Students, please find below an example of an abstract I drafted for submission to the International Congress on Medieval Studies. While it is not formatted as those you are asked to submit should be (for which guidelines look here), its content is of the kind requested. Use it as a model for your own work.
While its appeal has waxed and waned,
the myth of the American cowboy is one that endures in the United States,
continuing to appear in print and on screens big, small, and digital. Although
individual depictions vary, some common features of the paragon of the Western man
appear across decades and in the works of various authors and other artists. The
cowboy is of European descent, most commonly of English extraction (although he
necessarily associates with people of other ethnic backgrounds), frequently
coming from a landed background and having military or militaristic experience.
He is indelibly associated with life on horseback, and commonly carries weapons
for use at long range and in close quarters. More to the point, he lives
according to a strict code of honor, demanding self-reliance and grit in
fighting and holding those who are less able to protect themselves in high
regard; his honor calls for the cowboy to “ride for the brand,” being loyal
even to the point of death to the landed owner of a particular mark or to the
land and mark itself.
In this, the American
cowboy is markedly similar to the knight of Arthurian romance.

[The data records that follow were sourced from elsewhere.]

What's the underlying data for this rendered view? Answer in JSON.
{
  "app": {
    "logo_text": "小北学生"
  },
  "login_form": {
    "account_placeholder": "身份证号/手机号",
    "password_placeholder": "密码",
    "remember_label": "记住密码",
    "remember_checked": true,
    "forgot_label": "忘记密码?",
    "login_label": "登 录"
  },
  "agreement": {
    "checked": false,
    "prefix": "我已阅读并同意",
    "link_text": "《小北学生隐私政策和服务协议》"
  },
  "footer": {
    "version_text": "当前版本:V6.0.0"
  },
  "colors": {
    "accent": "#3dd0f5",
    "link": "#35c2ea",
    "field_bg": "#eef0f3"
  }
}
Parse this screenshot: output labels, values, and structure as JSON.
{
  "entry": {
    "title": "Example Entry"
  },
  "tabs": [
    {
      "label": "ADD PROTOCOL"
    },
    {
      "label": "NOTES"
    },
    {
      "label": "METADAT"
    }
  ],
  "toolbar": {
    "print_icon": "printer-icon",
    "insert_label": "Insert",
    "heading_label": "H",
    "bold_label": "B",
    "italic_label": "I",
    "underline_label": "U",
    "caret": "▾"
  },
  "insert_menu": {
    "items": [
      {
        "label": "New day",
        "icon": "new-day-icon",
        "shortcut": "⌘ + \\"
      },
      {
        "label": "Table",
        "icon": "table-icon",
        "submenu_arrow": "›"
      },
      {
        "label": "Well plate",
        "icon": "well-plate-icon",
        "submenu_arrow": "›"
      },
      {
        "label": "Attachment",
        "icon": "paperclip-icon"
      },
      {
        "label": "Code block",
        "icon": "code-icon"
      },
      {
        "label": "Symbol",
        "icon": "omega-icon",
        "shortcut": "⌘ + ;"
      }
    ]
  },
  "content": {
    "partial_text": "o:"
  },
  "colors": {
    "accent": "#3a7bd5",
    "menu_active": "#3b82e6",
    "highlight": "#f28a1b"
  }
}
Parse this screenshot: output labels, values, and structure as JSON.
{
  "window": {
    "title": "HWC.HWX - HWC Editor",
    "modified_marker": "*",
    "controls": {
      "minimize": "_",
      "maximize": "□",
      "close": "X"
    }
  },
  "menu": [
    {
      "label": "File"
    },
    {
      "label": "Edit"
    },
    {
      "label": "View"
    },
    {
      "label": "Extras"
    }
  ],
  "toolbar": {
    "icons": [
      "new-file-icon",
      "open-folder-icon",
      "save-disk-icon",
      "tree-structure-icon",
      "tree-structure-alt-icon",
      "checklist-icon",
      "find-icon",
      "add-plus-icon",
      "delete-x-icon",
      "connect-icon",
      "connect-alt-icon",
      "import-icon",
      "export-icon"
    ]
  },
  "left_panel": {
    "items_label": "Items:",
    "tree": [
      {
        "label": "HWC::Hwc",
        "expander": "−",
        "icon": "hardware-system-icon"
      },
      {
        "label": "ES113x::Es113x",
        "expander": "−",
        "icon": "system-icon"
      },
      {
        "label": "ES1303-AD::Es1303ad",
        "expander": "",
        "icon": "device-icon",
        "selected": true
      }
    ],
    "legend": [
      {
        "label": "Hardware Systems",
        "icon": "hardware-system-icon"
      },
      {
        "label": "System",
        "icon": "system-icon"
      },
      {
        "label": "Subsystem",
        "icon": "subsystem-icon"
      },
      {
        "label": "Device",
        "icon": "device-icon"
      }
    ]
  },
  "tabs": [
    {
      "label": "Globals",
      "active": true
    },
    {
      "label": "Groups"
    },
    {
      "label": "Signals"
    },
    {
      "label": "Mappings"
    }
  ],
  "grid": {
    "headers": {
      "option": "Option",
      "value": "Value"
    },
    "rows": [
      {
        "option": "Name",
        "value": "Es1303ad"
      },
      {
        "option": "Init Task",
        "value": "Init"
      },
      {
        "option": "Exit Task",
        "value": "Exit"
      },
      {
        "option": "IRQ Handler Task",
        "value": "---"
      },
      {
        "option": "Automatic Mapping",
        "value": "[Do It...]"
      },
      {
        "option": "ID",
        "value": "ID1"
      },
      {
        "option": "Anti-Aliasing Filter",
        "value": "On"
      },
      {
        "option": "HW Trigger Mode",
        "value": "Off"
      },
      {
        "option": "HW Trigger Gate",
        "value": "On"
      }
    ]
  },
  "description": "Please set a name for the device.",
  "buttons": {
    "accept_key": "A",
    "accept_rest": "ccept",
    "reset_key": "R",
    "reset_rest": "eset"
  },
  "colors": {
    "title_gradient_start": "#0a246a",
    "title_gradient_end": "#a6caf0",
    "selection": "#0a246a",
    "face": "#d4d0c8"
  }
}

Not only is he
akin to those who sit at the Round Table in his surface features, but in many
cases, his narrative patterns follow those employed by Malory, the Gawain-poet, their forebears, or their Victorian
medievalist successors, following a single character for a time in additive
adventures that end up repeating their own tropes again and again. His
appearances in the writings of such authors as William W. Johnstone exemplify
the parallels neatly, demonstrating that the Arthurian knight continues to be
refigured and reappropriated in the early twenty-first century.